Since BEIS will likely want to know the precise financial impact of the coronavirus pandemic on each supplier before providing assistance, a response is not likely to happen anytime soon. However, the possibility of an energy bailout is already facing a backlash.
Why are executives against an energy bailout?
Keith Anderson, chief executive of Scottish Power, expressed concerns to the Financial Times about energy companies “screaming for a bailout” so early on in the coronavirus pandemic.
“We need to wait and see what is happening, wait and see what comes through the system, wait and see how customers react,” said Mr Anderson. “There’s been a few panic calls for action and immediate response . . . and I think we need to take our time and reflect,” he continued.
Mr Anderson pointed out that when comparing the energy sector to other industries that are suffering far worse, gas and electricity suppliers “should be at the back of the queue” for help.
The UK Government has already guaranteed a £330 billion loan package to help the nation’s businesses, including energy providers, survive during this crisis. So why do some energy suppliers think they should receive additional funding?
Octopus Energy chief executive Greg Jackson proposed that instead of the government bailing out energy companies, the money should go directly to consumers.
He expressed concern that if “government money goes to suppliers instead of directly to customers, those companies can choose what they want to do with it. Some will decide to help out customers, but some will spend it on other things.”
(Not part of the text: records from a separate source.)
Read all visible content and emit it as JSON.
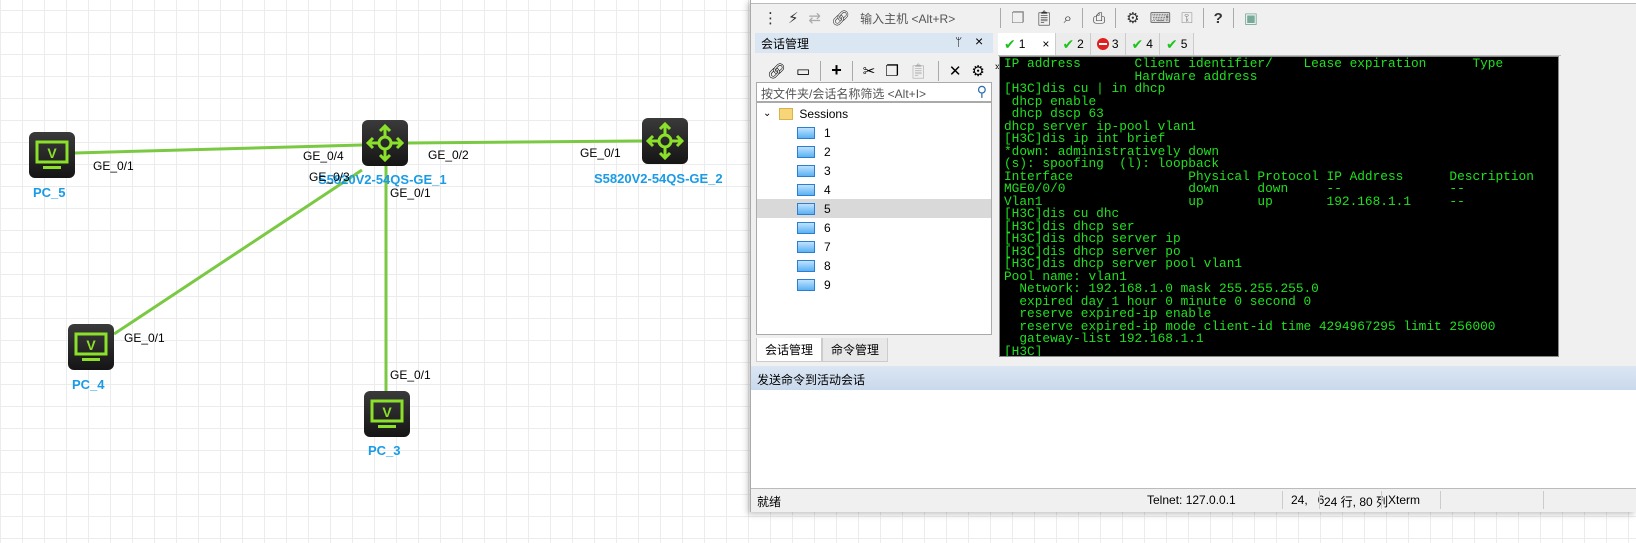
{
  "topology": {
    "nodes": [
      {
        "id": "pc5",
        "label": "PC_5",
        "type": "pc"
      },
      {
        "id": "sw1",
        "label": "S5820V2-54QS-GE_1",
        "type": "switch"
      },
      {
        "id": "sw2",
        "label": "S5820V2-54QS-GE_2",
        "type": "switch"
      },
      {
        "id": "pc4",
        "label": "PC_4",
        "type": "pc"
      },
      {
        "id": "pc3",
        "label": "PC_3",
        "type": "pc"
      }
    ],
    "ports": {
      "pc5": "GE_0/1",
      "sw1_pc5": "GE_0/4",
      "sw1_pc4": "GE_0/3",
      "sw1_sw2": "GE_0/2",
      "sw2": "GE_0/1",
      "sw1_pc3": "GE_0/1",
      "pc4": "GE_0/1",
      "pc3": "GE_0/1"
    },
    "link_color": "#7ac943"
  },
  "toolbar": {
    "host_placeholder": "输入主机 <Alt+R>"
  },
  "session_panel": {
    "title": "会话管理",
    "pin": "ᛘ",
    "close": "×",
    "more": "»",
    "filter_placeholder": "按文件夹/会话名称筛选 <Alt+I>",
    "root": "Sessions",
    "items": [
      "1",
      "2",
      "3",
      "4",
      "5",
      "6",
      "7",
      "8",
      "9"
    ],
    "selected": "5",
    "tabs": [
      "会话管理",
      "命令管理"
    ]
  },
  "tabs": [
    {
      "label": "1",
      "status": "ok",
      "close": "×"
    },
    {
      "label": "2",
      "status": "ok"
    },
    {
      "label": "3",
      "status": "error"
    },
    {
      "label": "4",
      "status": "ok"
    },
    {
      "label": "5",
      "status": "ok"
    }
  ],
  "terminal": {
    "lines": [
      "IP address       Client identifier/    Lease expiration      Type",
      "                 Hardware address",
      "[H3C]dis cu | in dhcp",
      " dhcp enable",
      " dhcp dscp 63",
      "dhcp server ip-pool vlan1",
      "[H3C]dis ip int brief",
      "*down: administratively down",
      "(s): spoofing  (l): loopback",
      "Interface               Physical Protocol IP Address      Description",
      "MGE0/0/0                down     down     --              --",
      "Vlan1                   up       up       192.168.1.1     --",
      "[H3C]dis cu dhc",
      "[H3C]dis dhcp ser",
      "[H3C]dis dhcp server ip",
      "[H3C]dis dhcp server po",
      "[H3C]dis dhcp server pool vlan1",
      "Pool name: vlan1",
      "  Network: 192.168.1.0 mask 255.255.255.0",
      "  expired day 1 hour 0 minute 0 second 0",
      "  reserve expired-ip enable",
      "  reserve expired-ip mode client-id time 4294967295 limit 256000",
      "  gateway-list 192.168.1.1",
      "[H3C]"
    ]
  },
  "send_bar": {
    "title": "发送命令到活动会话"
  },
  "statusbar": {
    "ready": "就绪",
    "connection": "Telnet: 127.0.0.1",
    "cursor": "24,   6",
    "size": "24 行, 80 列",
    "term_type": "Xterm"
  }
}
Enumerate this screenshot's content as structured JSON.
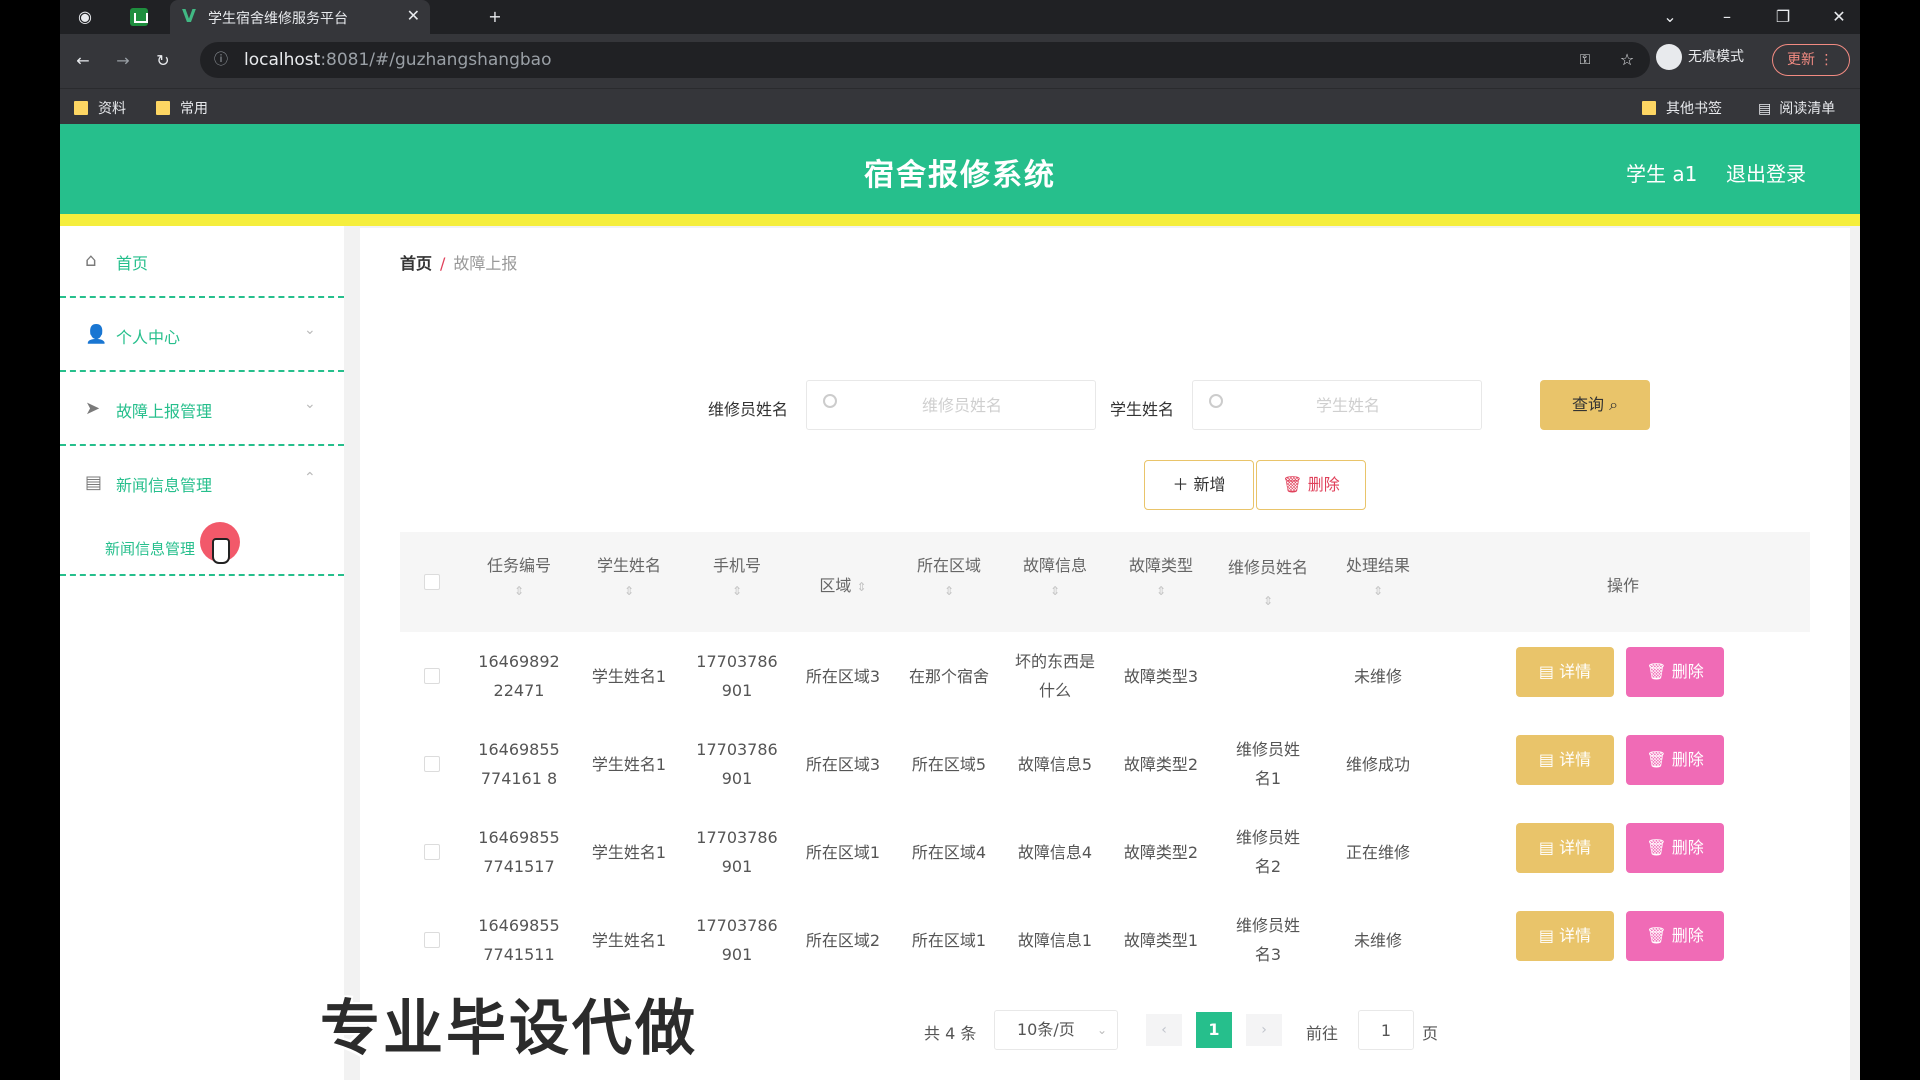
{
  "browser": {
    "tab_title": "学生宿舍维修服务平台",
    "url_host": "localhost",
    "url_rest": ":8081/#/guzhangshangbao",
    "incognito_label": "无痕模式",
    "update_label": "更新",
    "bookmarks": [
      "资料",
      "常用"
    ],
    "bookmarks_right": [
      "其他书签",
      "阅读清单"
    ]
  },
  "header": {
    "title": "宿舍报修系统",
    "user": "学生 a1",
    "logout": "退出登录"
  },
  "sidebar": {
    "items": [
      {
        "label": "首页",
        "icon": "home-icon"
      },
      {
        "label": "个人中心",
        "icon": "user-icon"
      },
      {
        "label": "故障上报管理",
        "icon": "send-icon"
      },
      {
        "label": "新闻信息管理",
        "icon": "news-icon"
      }
    ],
    "submenu": "新闻信息管理"
  },
  "breadcrumb": {
    "home": "首页",
    "separator": "/",
    "current": "故障上报"
  },
  "search": {
    "repairer_label": "维修员姓名",
    "repairer_placeholder": "维修员姓名",
    "student_label": "学生姓名",
    "student_placeholder": "学生姓名",
    "query_label": "查询"
  },
  "actions": {
    "add_label": "新增",
    "delete_label": "删除"
  },
  "table": {
    "headers": [
      "任务编号",
      "学生姓名",
      "手机号",
      "区域",
      "所在区域",
      "故障信息",
      "故障类型",
      "维修员姓名",
      "处理结果",
      "操作"
    ],
    "rows": [
      [
        "1646989222471",
        "学生姓名1",
        "17703786901",
        "所在区域3",
        "在那个宿舍",
        "坏的东西是什么",
        "故障类型3",
        "",
        "未维修"
      ],
      [
        "16469855774161 8",
        "学生姓名1",
        "17703786901",
        "所在区域3",
        "所在区域5",
        "故障信息5",
        "故障类型2",
        "维修员姓名1",
        "维修成功"
      ],
      [
        "164698557741517",
        "学生姓名1",
        "17703786901",
        "所在区域1",
        "所在区域4",
        "故障信息4",
        "故障类型2",
        "维修员姓名2",
        "正在维修"
      ],
      [
        "164698557741511",
        "学生姓名1",
        "17703786901",
        "所在区域2",
        "所在区域1",
        "故障信息1",
        "故障类型1",
        "维修员姓名3",
        "未维修"
      ]
    ],
    "row_detail_label": "详情",
    "row_delete_label": "删除"
  },
  "pagination": {
    "total": "共 4 条",
    "page_size": "10条/页",
    "current_page": "1",
    "goto_label": "前往",
    "goto_value": "1",
    "page_unit": "页"
  },
  "watermark": "专业毕设代做",
  "colors": {
    "brand": "#26bf8c",
    "strip": "#f5ee3d",
    "button_yellow": "#e9c46a",
    "button_pink": "#f06bb6"
  }
}
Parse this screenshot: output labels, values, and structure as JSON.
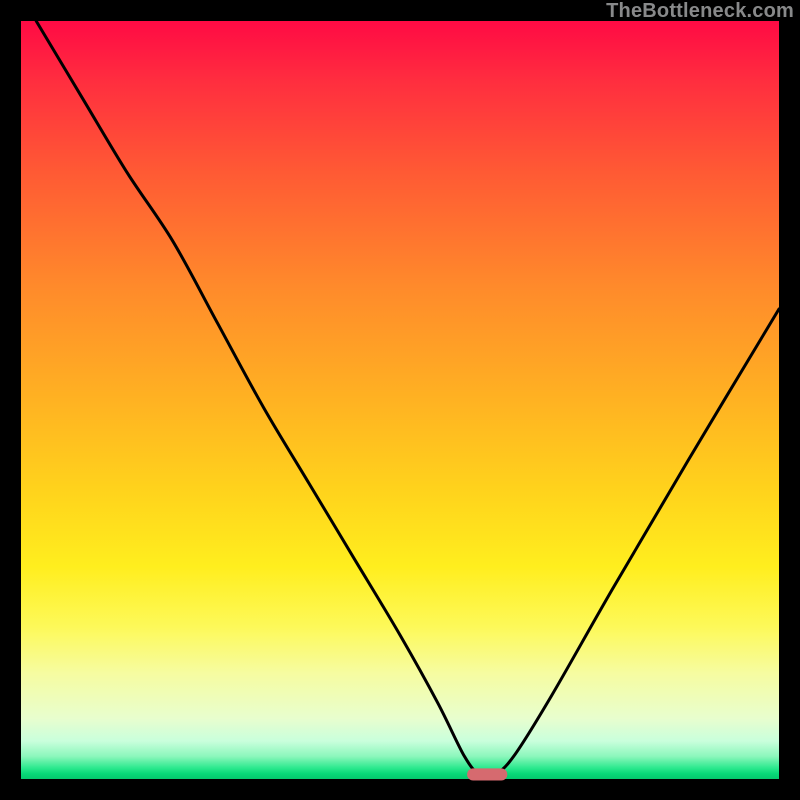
{
  "watermark": "TheBottleneck.com",
  "colors": {
    "pill": "#d66a6f",
    "curve": "#000000"
  },
  "chart_data": {
    "type": "line",
    "title": "",
    "xlabel": "",
    "ylabel": "",
    "xlim": [
      0,
      100
    ],
    "ylim": [
      0,
      100
    ],
    "grid": false,
    "series": [
      {
        "name": "bottleneck-curve",
        "x": [
          2,
          8,
          14,
          20,
          26,
          32,
          38,
          44,
          50,
          55,
          58.5,
          60.5,
          62.5,
          65,
          70,
          78,
          88,
          100
        ],
        "y": [
          100,
          90,
          80,
          71,
          60,
          49,
          39,
          29,
          19,
          10,
          3,
          0.6,
          0.6,
          3,
          11,
          25,
          42,
          62
        ]
      }
    ],
    "marker": {
      "name": "optimal-pill",
      "x_center": 61.5,
      "y_center": 0.6,
      "width": 5.3,
      "height": 1.6
    }
  }
}
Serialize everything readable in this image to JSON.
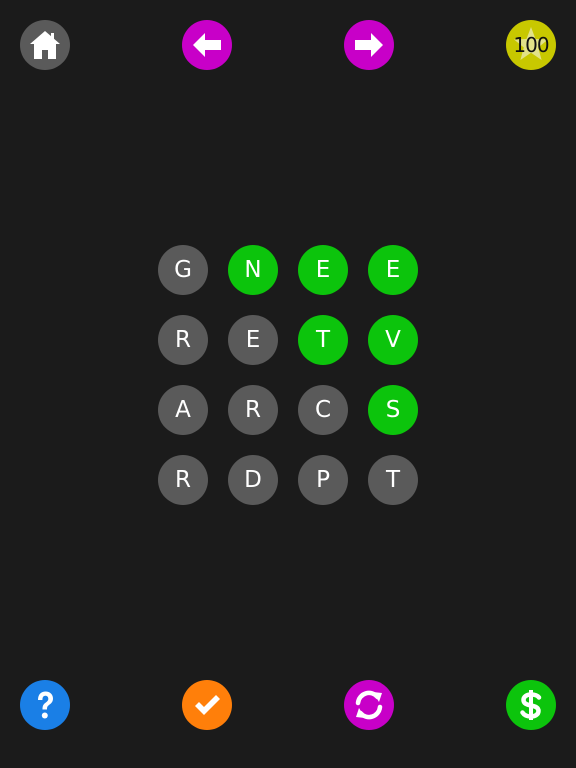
{
  "colors": {
    "background": "#1b1b1b",
    "tile_default": "#5a5a5a",
    "tile_selected": "#0cc40c",
    "home": "#5a5a5a",
    "nav": "#c800c8",
    "score": "#c8c800",
    "help": "#1a7fe6",
    "submit": "#ff7f0a",
    "shuffle": "#c800c8",
    "shop": "#0cc40c"
  },
  "icons": {
    "home": "home-icon",
    "back": "arrow-left-icon",
    "forward": "arrow-right-icon",
    "score": "star-icon",
    "help": "question-mark-icon",
    "submit": "checkmark-icon",
    "shuffle": "refresh-icon",
    "shop": "dollar-icon"
  },
  "score": "100",
  "grid": {
    "rows": [
      [
        {
          "letter": "G",
          "selected": false
        },
        {
          "letter": "N",
          "selected": true
        },
        {
          "letter": "E",
          "selected": true
        },
        {
          "letter": "E",
          "selected": true
        }
      ],
      [
        {
          "letter": "R",
          "selected": false
        },
        {
          "letter": "E",
          "selected": false
        },
        {
          "letter": "T",
          "selected": true
        },
        {
          "letter": "V",
          "selected": true
        }
      ],
      [
        {
          "letter": "A",
          "selected": false
        },
        {
          "letter": "R",
          "selected": false
        },
        {
          "letter": "C",
          "selected": false
        },
        {
          "letter": "S",
          "selected": true
        }
      ],
      [
        {
          "letter": "R",
          "selected": false
        },
        {
          "letter": "D",
          "selected": false
        },
        {
          "letter": "P",
          "selected": false
        },
        {
          "letter": "T",
          "selected": false
        }
      ]
    ]
  }
}
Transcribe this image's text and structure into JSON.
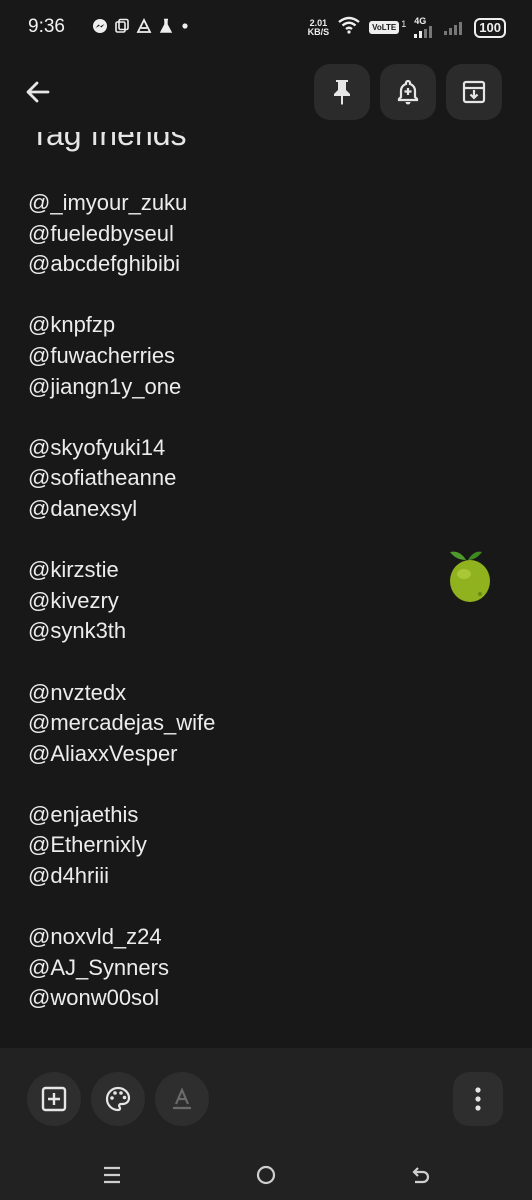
{
  "status": {
    "time": "9:36",
    "net_speed_value": "2.01",
    "net_speed_unit": "KB/S",
    "volte": "VoLTE",
    "sim1": "1",
    "network": "4G",
    "battery": "100"
  },
  "toolbar": {
    "back_icon": "arrow-left-icon",
    "pin_icon": "pin-icon",
    "reminder_icon": "bell-plus-icon",
    "archive_icon": "archive-icon"
  },
  "note": {
    "title": "Tag friends",
    "groups": [
      [
        "@_imyour_zuku",
        "@fueledbyseul",
        "@abcdefghibibi"
      ],
      [
        "@knpfzp",
        "@fuwacherries",
        "@jiangn1y_one"
      ],
      [
        "@skyofyuki14",
        "@sofiatheanne",
        "@danexsyl"
      ],
      [
        "@kirzstie",
        "@kivezry",
        "@synk3th"
      ],
      [
        "@nvztedx",
        "@mercadejas_wife",
        "@AliaxxVesper"
      ],
      [
        "@enjaethis",
        "@Ethernixly",
        "@d4hriii"
      ],
      [
        "@noxvld_z24",
        "@AJ_Synners",
        "@wonw00sol"
      ]
    ],
    "sticker": "lime-sticker"
  },
  "bottom": {
    "add_icon": "add-box-icon",
    "palette_icon": "palette-icon",
    "text_format_icon": "text-format-icon",
    "more_icon": "more-vert-icon"
  },
  "colors": {
    "background": "#181818",
    "bar": "#222222",
    "button": "#2b2b2b",
    "text": "#ececec"
  }
}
Good Energy CEO Juliet Davenport also expressed disapproval of an energy bailout. “There will be some businesses that were not doing well already and coronavirus is just giving them an opportunity to get some free cash. That’s probably a little bit harsh but I would say there would be some unscrupulous businesses out there definitely,” she told Utility Week.
It is important to keep in mind that these executives could be against an energy bailout because they see an opportunity for their companies to increase in market share. Companies that are financially weak may go bust without additional government support, thus consolidating the market and leaving thousands of customers to then be taken on by their own companies.